The Big Three
If you read only three Jin Yong novels, read these:
The Legend of the Condor Heroes (射雕英雄传, 1957) — The best starting point. Guo Jing's journey from a slow-witted boy on the Mongolian steppe to one of the greatest heroes in the martial world is Jin Yong's most accessible and most beloved story. The novel introduces the martial world's rules, factions, and values in a way that requires no prior knowledge.
Demi-Gods and Semi-Devils (天龙八部, 1963) — Jin Yong's most ambitious novel. Three protagonists, three interweaving storylines, and a scope that encompasses the entire geopolitical landscape of 11th-century East Asia. The novel's theme — that identity is more complex than the categories we impose on it — is explored through characters who discover that everything they believed about themselves is wrong.
The Deer and the Cauldron (鹿鼎记, 1969) — Jin Yong's final and most controversial novel. The protagonist, Wei Xiaobao, is an illiterate, cowardly, dishonest brothel boy who bluffs his way to the top of the Qing Dynasty. The novel is simultaneously a comedy, a political satire, and a deconstruction of everything Jin Yong wrote before it.
The Condor Trilogy
Three novels form a connected trilogy spanning three generations:
- The Legend of the Condor Heroes — Guo Jing's story
- Return of the Condor Heroes (神雕侠侣, 1959) — Yang Guo's story (set one generation later)
- The Heaven Sword and Dragon Saber (倚天屠龙记, 1961) — Zhang Wuji's story (set another generation later)

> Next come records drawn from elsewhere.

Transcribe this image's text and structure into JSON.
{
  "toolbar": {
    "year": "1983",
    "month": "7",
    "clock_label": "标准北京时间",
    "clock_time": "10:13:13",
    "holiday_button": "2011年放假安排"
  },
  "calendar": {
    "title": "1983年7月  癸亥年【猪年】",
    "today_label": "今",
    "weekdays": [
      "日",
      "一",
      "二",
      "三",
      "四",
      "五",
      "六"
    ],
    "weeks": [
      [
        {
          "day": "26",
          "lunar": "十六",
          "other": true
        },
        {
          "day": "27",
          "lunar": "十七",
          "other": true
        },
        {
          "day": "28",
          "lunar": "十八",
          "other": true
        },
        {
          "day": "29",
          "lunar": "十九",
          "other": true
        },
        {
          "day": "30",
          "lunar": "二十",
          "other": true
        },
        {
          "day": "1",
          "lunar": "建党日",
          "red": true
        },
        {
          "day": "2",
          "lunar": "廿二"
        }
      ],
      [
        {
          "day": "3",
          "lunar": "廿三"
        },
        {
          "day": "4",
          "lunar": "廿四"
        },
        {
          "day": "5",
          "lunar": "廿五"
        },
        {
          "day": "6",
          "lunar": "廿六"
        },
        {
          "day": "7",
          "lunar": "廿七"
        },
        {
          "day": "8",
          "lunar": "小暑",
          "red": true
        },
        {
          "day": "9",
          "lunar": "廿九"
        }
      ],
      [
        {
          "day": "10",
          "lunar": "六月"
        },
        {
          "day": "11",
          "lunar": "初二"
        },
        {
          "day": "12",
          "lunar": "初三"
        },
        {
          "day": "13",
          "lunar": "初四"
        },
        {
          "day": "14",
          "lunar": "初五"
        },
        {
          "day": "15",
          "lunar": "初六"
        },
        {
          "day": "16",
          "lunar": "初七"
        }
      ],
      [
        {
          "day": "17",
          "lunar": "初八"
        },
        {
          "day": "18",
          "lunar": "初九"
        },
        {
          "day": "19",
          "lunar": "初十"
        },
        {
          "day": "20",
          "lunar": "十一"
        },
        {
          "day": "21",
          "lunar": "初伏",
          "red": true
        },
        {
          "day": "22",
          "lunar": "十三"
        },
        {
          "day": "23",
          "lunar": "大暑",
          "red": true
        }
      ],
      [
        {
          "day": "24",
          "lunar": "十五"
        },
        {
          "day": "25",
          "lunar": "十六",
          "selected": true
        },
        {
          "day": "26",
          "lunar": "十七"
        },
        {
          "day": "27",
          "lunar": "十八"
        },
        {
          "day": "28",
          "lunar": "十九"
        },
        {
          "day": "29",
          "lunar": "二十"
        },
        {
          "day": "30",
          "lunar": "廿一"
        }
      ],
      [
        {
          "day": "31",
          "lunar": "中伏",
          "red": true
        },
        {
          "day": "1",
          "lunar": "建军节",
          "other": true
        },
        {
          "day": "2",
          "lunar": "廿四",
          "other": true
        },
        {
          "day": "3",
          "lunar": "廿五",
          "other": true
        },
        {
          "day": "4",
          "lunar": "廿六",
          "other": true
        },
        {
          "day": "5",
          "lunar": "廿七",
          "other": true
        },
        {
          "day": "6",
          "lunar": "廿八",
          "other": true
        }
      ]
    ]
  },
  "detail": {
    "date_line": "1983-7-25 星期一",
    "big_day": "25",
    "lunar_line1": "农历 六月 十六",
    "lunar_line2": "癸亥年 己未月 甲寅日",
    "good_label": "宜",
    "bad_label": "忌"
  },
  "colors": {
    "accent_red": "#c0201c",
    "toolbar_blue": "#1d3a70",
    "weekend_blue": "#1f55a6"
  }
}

The trilogy can be read independently, but reading in order provides a richer experience — characters from earlier novels appear as legends in later ones, and the martial arts techniques evolve across generations.
The Standalone Masterpieces
Smiling, Proud Wanderer (笑傲江湖, 1967) — A political allegory about the corruption of power, disguised as a martial arts adventure. Linghu Chong's struggle to remain free in a world of competing factions is Jin Yong's most Daoist novel.
A Deadly Secret (连城诀, 1963) — Jin Yong's darkest novel. A story about greed, betrayal, and the destruction of innocence. Not for readers who want a happy ending.
The Minor Works
Jin Yong's shorter novels — The Book and the Sword, Fox Volant of the Snowy Mountain, Blade-Storm, Mandarin Duck Blades, Other Tales of the Flying Fox — are less ambitious but still enjoyable. They are best read after the major novels, when the reader is familiar with Jin Yong's world and can appreciate the variations.
Where to Start
If you want the classic experience: Start with The Legend of the Condor Heroes. If you want the best writing: Start with Demi-Gods and Semi-Devils. If you want something different: Start with The Deer and the Cauldron. If you want the shortest entry point: Start with A Deadly Secret (it is the shortest major novel).
There is no wrong answer. Every Jin Yong novel is a door into the same world — a world that, once entered, is very hard to leave.